15 Children Die After Measles Vaccination In Kapoeta, South Sudan

Dr. Riek Gai Kok (right), Minister of Health with Abdulmumini Usman, World Health Organization South Sudan Country Director [Photo by Jale Richard]

At least 15 children have died after taking a measles vaccinations in Nachodokopele village, Kauto County of Kapoeta State, according to the National Ministry of Health.

KAPOETA, 2 June 2017 – 32 other children from the same village suffered similar symptoms of fever, vomiting and diarrhea but recovered from it, said the Minister of Health, Dr. Riek Gai Kok in a press conference on Thursday.

He blames the incident on human error that led to contamination of the vaccines causing infections and deaths to the children.

A joint investigation in to the cause of the death of the children by the national adverse events following immunization (AEFI) committee, supported by World Health Organization (WHO) and UNICEF vaccines safety experts has concluded that severe sepsis/toxicity resulting from the administration of contaminated vaccines caused the event.

 

The report said that the vaccination team in the area were neither trained nor qualified for the immunization campaign.

The investigation team said the vaccinators did not adhere to the WHO-approved immunization safety standards.

“A single reconstitution syringe was used for multiple vaccine vials for the entire four days of the immunization campaign instead of being discarded after a single use.”

“The use of the reconstitution syringe causes it to become contaminated which in turn contaminates the measles vaccine vials and infects the vaccinated children,” said Kok.

The report said the vaccines were stored in a building with no cold chain facilities for four days.

According to Minister Kok, the vaccines were not maintained at the recommended temperature ranges to preserve their quality.

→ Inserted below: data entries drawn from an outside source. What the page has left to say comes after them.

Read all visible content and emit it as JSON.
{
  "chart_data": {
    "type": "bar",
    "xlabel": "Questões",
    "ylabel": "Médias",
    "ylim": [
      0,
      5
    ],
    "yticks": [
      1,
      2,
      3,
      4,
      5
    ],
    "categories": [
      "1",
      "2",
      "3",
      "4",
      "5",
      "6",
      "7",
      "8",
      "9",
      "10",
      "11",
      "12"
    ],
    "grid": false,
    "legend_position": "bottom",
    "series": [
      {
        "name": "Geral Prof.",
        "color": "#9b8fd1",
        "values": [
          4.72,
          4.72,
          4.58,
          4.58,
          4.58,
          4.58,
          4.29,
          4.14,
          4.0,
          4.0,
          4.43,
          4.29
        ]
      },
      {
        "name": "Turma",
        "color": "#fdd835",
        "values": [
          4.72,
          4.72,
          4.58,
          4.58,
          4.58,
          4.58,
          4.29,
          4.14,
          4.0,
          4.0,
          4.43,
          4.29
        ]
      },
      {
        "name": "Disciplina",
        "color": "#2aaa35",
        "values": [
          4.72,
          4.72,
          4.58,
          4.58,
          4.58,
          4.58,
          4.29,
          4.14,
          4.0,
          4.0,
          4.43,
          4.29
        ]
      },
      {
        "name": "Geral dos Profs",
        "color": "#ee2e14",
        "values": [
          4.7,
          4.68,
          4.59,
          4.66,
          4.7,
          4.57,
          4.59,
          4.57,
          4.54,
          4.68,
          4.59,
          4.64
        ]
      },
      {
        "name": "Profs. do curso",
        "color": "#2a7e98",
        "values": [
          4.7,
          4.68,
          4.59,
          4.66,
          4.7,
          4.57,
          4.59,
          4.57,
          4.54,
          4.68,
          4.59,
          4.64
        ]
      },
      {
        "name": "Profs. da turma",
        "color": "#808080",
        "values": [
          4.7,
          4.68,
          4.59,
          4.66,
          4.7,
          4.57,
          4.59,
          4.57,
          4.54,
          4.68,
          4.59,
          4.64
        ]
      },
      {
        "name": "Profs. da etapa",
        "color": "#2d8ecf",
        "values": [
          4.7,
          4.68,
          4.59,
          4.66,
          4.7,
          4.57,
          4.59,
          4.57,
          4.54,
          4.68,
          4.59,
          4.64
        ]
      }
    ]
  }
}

In the area, about 300 children were vaccinated in the mass measles vaccination campaign. Over 2 million children across the country were targeted for the vaccinations.

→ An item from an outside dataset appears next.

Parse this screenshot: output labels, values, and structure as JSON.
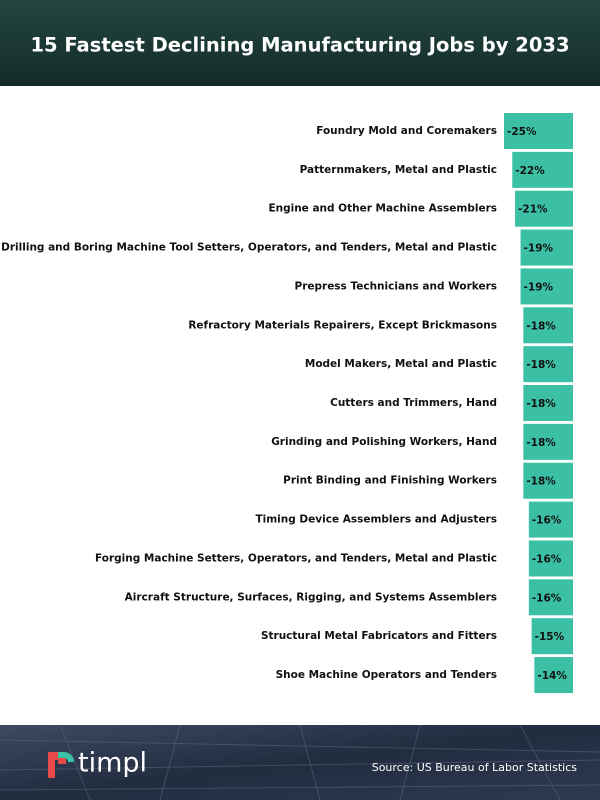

Kok said the ministry has commissioned a “multiagency administrative committee to review the report, and give appropriate recommendations for further actions to improve immunization service delivery.”

He said the public should not panic because immunizations are safe but only the incident happened after unqualified people administered it.

He revealed that the ministry of health is investigating the county health department.

“Vaccination is one of the most basic and critical health needs in emergencies to protect populations from the risk of contracting deadly but preventable diseases,” he said.

The minister noted that the risk of measles remains high because of the challenges being faced by the health system in the country.

He said the Ministry of Health, WHO and UNICEF regrets the incident which could have been prevented by adhering to WHO immunization safety standards.